Minister finansów Ukrainy: Teraz jest nasz moment

Osiem tysięcy zabitych, setki tysięcy uchodźców, utrata Krymu i części Donbasu, załamanie gospodarki – to bardzo wysoka cena za wybór europejskiej drogi. Ale już nigdy z niej nie zejdziemy – mówi Jędrzejowi Bieleckiemu minister finansów Ukrainy.

Aktualizacja: 17.06.2015 22:52 Publikacja: 17.06.2015 21:00

Minister finansów Ukrainy: Teraz jest nasz moment

Foto: AFP

"Rzeczpospolita": Gospodarka Ukrainy załamuje się w tempie prawie 18 proc. w stosunku do ubiegłego roku, inflacja sięga 60 proc., ludzie zarabiają średnio 100 euro przy cenach w Kijowie wyższych niż w Warszawie. Jak długo Ukraińcy to wszystko wytrzymają?

Natalie Jaresko, minister finansów Ukrainy:
Ukraińcy są niezwykle cierpliwi, bo widzą swoją przyszłość w Europie. Ale my w rządzie wiemy, że nie ma ani chwili do stracenia. Musimy nie tylko przeprowadzać reformy strukturalne, ale także te, których efekty ludzie odczują w codziennym życiu. Dlatego budujemy na przykład system możliwie najskuteczniejszego podziału subsydiów społecznych, aby nikt nie musiał już dłużej czekać w ogromnych kolejkach. W czerwcu wchodzi w życie reforma policji drogowej w Kijowie, a do końca roku obejmie wszystkie miasta powyżej miliona ludności.

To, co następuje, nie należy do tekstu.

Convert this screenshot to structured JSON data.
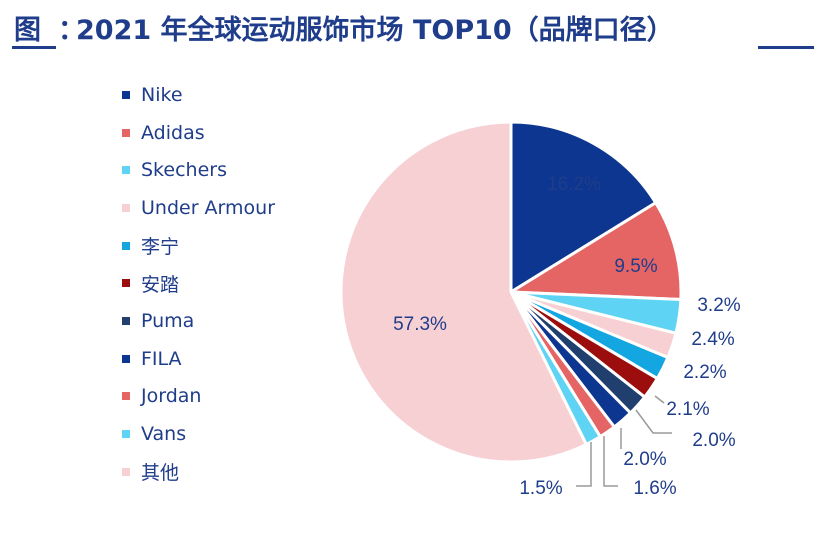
{
  "page": {
    "title_label": "图",
    "title_separator": "：",
    "title": "2021 年全球运动服饰市场 TOP10（品牌口径）"
  },
  "chart_data": {
    "type": "pie",
    "title": "2021 年全球运动服饰市场 TOP10（品牌口径）",
    "legend_position": "left",
    "slices": [
      {
        "name": "Nike",
        "value": 16.2,
        "label": "16.2%",
        "color": "#0d3690"
      },
      {
        "name": "Adidas",
        "value": 9.5,
        "label": "9.5%",
        "color": "#e56565"
      },
      {
        "name": "Skechers",
        "value": 3.2,
        "label": "3.2%",
        "color": "#5fd3f3"
      },
      {
        "name": "Under Armour",
        "value": 2.4,
        "label": "2.4%",
        "color": "#f7d0d3"
      },
      {
        "name": "李宁",
        "value": 2.2,
        "label": "2.2%",
        "color": "#14a6e0"
      },
      {
        "name": "安踏",
        "value": 2.1,
        "label": "2.1%",
        "color": "#9c0d0d"
      },
      {
        "name": "Puma",
        "value": 2.0,
        "label": "2.0%",
        "color": "#213f6e"
      },
      {
        "name": "FILA",
        "value": 2.0,
        "label": "2.0%",
        "color": "#0d3690"
      },
      {
        "name": "Jordan",
        "value": 1.6,
        "label": "1.6%",
        "color": "#e56565"
      },
      {
        "name": "Vans",
        "value": 1.5,
        "label": "1.5%",
        "color": "#5fd3f3"
      },
      {
        "name": "其他",
        "value": 57.3,
        "label": "57.3%",
        "color": "#f7d0d3"
      }
    ]
  }
}
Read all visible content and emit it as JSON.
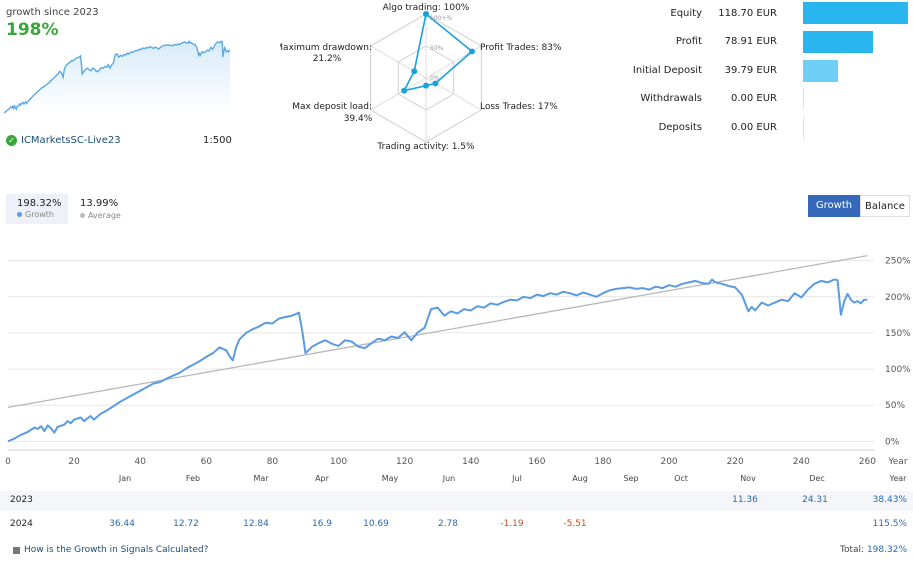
{
  "header": {
    "growth_since": "growth since 2023",
    "growth_value": "198%",
    "account_name": "ICMarketsSC-Live23",
    "leverage": "1:500",
    "mini_chart_color": "#5aa9e6"
  },
  "radar": {
    "labels": {
      "algo": "Algo trading: 100%",
      "profit": "Profit Trades: 83%",
      "loss": "Loss Trades: 17%",
      "activity": "Trading activity: 1.5%",
      "load_name": "Max deposit load:",
      "load_value": "39.4%",
      "drawdown_name": "Maximum drawdown:",
      "drawdown_value": "21.2%"
    },
    "scale_labels": [
      "100+%",
      "50%",
      "0%"
    ],
    "values": [
      100,
      83,
      17,
      1.5,
      39.4,
      21.2
    ],
    "color": "#1aa3d9"
  },
  "stats": [
    {
      "label": "Equity",
      "value": "118.70 EUR",
      "amount": 118.7,
      "color": "#29b6ef"
    },
    {
      "label": "Profit",
      "value": "78.91 EUR",
      "amount": 78.91,
      "color": "#29b6ef"
    },
    {
      "label": "Initial Deposit",
      "value": "39.79 EUR",
      "amount": 39.79,
      "color": "#6fcff5"
    },
    {
      "label": "Withdrawals",
      "value": "0.00 EUR",
      "amount": 0,
      "color": "#cfe9f7"
    },
    {
      "label": "Deposits",
      "value": "0.00 EUR",
      "amount": 0,
      "color": "#cfe9f7"
    }
  ],
  "legend": {
    "growth_value": "198.32%",
    "growth_name": "Growth",
    "average_value": "13.99%",
    "average_name": "Average"
  },
  "toggle": {
    "growth": "Growth",
    "balance": "Balance"
  },
  "chart_data": {
    "type": "line",
    "xlabel": "Year",
    "x_ticks": [
      0,
      20,
      40,
      60,
      80,
      100,
      120,
      140,
      160,
      180,
      200,
      220,
      240,
      260
    ],
    "y_ticks": [
      0,
      50,
      100,
      150,
      200,
      250
    ],
    "y_tick_labels": [
      "0%",
      "50%",
      "100%",
      "150%",
      "200%",
      "250%"
    ],
    "xlim": [
      0,
      262
    ],
    "ylim": [
      -12,
      262
    ],
    "series": [
      {
        "type": "growth",
        "color": "#5b9be0",
        "points": [
          [
            0,
            0
          ],
          [
            2,
            4
          ],
          [
            4,
            9
          ],
          [
            6,
            13
          ],
          [
            8,
            19
          ],
          [
            9,
            17
          ],
          [
            10,
            21
          ],
          [
            11,
            14
          ],
          [
            12,
            22
          ],
          [
            13,
            18
          ],
          [
            14,
            12
          ],
          [
            15,
            20
          ],
          [
            17,
            23
          ],
          [
            18,
            28
          ],
          [
            19,
            25
          ],
          [
            20,
            30
          ],
          [
            22,
            33
          ],
          [
            23,
            28
          ],
          [
            25,
            35
          ],
          [
            26,
            30
          ],
          [
            28,
            38
          ],
          [
            30,
            43
          ],
          [
            32,
            49
          ],
          [
            34,
            55
          ],
          [
            36,
            60
          ],
          [
            38,
            65
          ],
          [
            40,
            70
          ],
          [
            42,
            75
          ],
          [
            44,
            80
          ],
          [
            46,
            82
          ],
          [
            48,
            87
          ],
          [
            50,
            91
          ],
          [
            52,
            95
          ],
          [
            54,
            101
          ],
          [
            56,
            106
          ],
          [
            58,
            111
          ],
          [
            60,
            117
          ],
          [
            62,
            122
          ],
          [
            64,
            130
          ],
          [
            66,
            126
          ],
          [
            67,
            118
          ],
          [
            68,
            112
          ],
          [
            69,
            130
          ],
          [
            70,
            141
          ],
          [
            72,
            150
          ],
          [
            74,
            155
          ],
          [
            76,
            159
          ],
          [
            78,
            164
          ],
          [
            80,
            163
          ],
          [
            82,
            170
          ],
          [
            84,
            172
          ],
          [
            86,
            174
          ],
          [
            88,
            178
          ],
          [
            89,
            153
          ],
          [
            90,
            122
          ],
          [
            92,
            131
          ],
          [
            94,
            136
          ],
          [
            96,
            140
          ],
          [
            98,
            135
          ],
          [
            100,
            132
          ],
          [
            102,
            140
          ],
          [
            104,
            138
          ],
          [
            106,
            131
          ],
          [
            108,
            129
          ],
          [
            110,
            136
          ],
          [
            112,
            142
          ],
          [
            114,
            140
          ],
          [
            116,
            145
          ],
          [
            118,
            143
          ],
          [
            120,
            151
          ],
          [
            122,
            140
          ],
          [
            124,
            151
          ],
          [
            126,
            157
          ],
          [
            128,
            183
          ],
          [
            130,
            185
          ],
          [
            132,
            174
          ],
          [
            134,
            180
          ],
          [
            136,
            177
          ],
          [
            138,
            183
          ],
          [
            140,
            181
          ],
          [
            142,
            187
          ],
          [
            144,
            185
          ],
          [
            146,
            191
          ],
          [
            148,
            189
          ],
          [
            150,
            193
          ],
          [
            152,
            196
          ],
          [
            154,
            195
          ],
          [
            156,
            200
          ],
          [
            158,
            198
          ],
          [
            160,
            203
          ],
          [
            162,
            201
          ],
          [
            164,
            205
          ],
          [
            166,
            203
          ],
          [
            168,
            207
          ],
          [
            170,
            205
          ],
          [
            172,
            202
          ],
          [
            174,
            206
          ],
          [
            176,
            203
          ],
          [
            178,
            200
          ],
          [
            180,
            205
          ],
          [
            182,
            209
          ],
          [
            184,
            211
          ],
          [
            186,
            212
          ],
          [
            188,
            213
          ],
          [
            190,
            211
          ],
          [
            192,
            212
          ],
          [
            194,
            210
          ],
          [
            196,
            214
          ],
          [
            198,
            212
          ],
          [
            200,
            216
          ],
          [
            202,
            214
          ],
          [
            204,
            218
          ],
          [
            206,
            220
          ],
          [
            208,
            222
          ],
          [
            210,
            219
          ],
          [
            212,
            218
          ],
          [
            213,
            224
          ],
          [
            214,
            220
          ],
          [
            216,
            218
          ],
          [
            218,
            215
          ],
          [
            220,
            213
          ],
          [
            222,
            203
          ],
          [
            224,
            180
          ],
          [
            225,
            186
          ],
          [
            226,
            181
          ],
          [
            228,
            192
          ],
          [
            230,
            188
          ],
          [
            232,
            192
          ],
          [
            234,
            196
          ],
          [
            236,
            194
          ],
          [
            238,
            205
          ],
          [
            240,
            199
          ],
          [
            242,
            210
          ],
          [
            244,
            218
          ],
          [
            246,
            222
          ],
          [
            248,
            220
          ],
          [
            250,
            224
          ],
          [
            251,
            223
          ],
          [
            252,
            175
          ],
          [
            253,
            194
          ],
          [
            254,
            204
          ],
          [
            255,
            196
          ],
          [
            256,
            192
          ],
          [
            257,
            194
          ],
          [
            258,
            191
          ],
          [
            259,
            196
          ],
          [
            260,
            196
          ]
        ]
      },
      {
        "type": "trend",
        "color": "#b8b8b8",
        "points": [
          [
            0,
            47
          ],
          [
            260,
            257
          ]
        ]
      }
    ]
  },
  "months": [
    "Jan",
    "Feb",
    "Mar",
    "Apr",
    "May",
    "Jun",
    "Jul",
    "Aug",
    "Sep",
    "Oct",
    "Nov",
    "Dec",
    "Year"
  ],
  "table": {
    "rows": [
      {
        "year": "2023",
        "cells": [
          "",
          "",
          "",
          "",
          "",
          "",
          "",
          "",
          "",
          "",
          "11.36",
          "24.31"
        ],
        "total": "38.43%"
      },
      {
        "year": "2024",
        "cells": [
          "36.44",
          "12.72",
          "12.84",
          "16.9",
          "10.69",
          "2.78",
          "-1.19",
          "-5.51",
          "",
          "",
          "",
          ""
        ],
        "total": "115.5%"
      }
    ],
    "positive_color": "#2a6aad",
    "negative_color": "#d04a1e"
  },
  "footer": {
    "link_text": "How is the Growth in Signals Calculated?",
    "total_label": "Total:",
    "total_value": "198.32%"
  }
}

Dla ludzi to będzie wymierny dowód, że skutecznie walczymy z korupcją: nie będą już musieli ciągle płacić łapówek, jeżdżąc samochodem.

Jeśli Ukraińcy są cierpliwi, bo liczą na europejską przyszłość, to chyba wkrótce tę cierpliwość stracą: na szczycie Partnerstwa Wschodniego w Rydze w maju przywódcy Unii odrzucili wszelkie obietnice członkostwa Ukrainy we Wspólnocie.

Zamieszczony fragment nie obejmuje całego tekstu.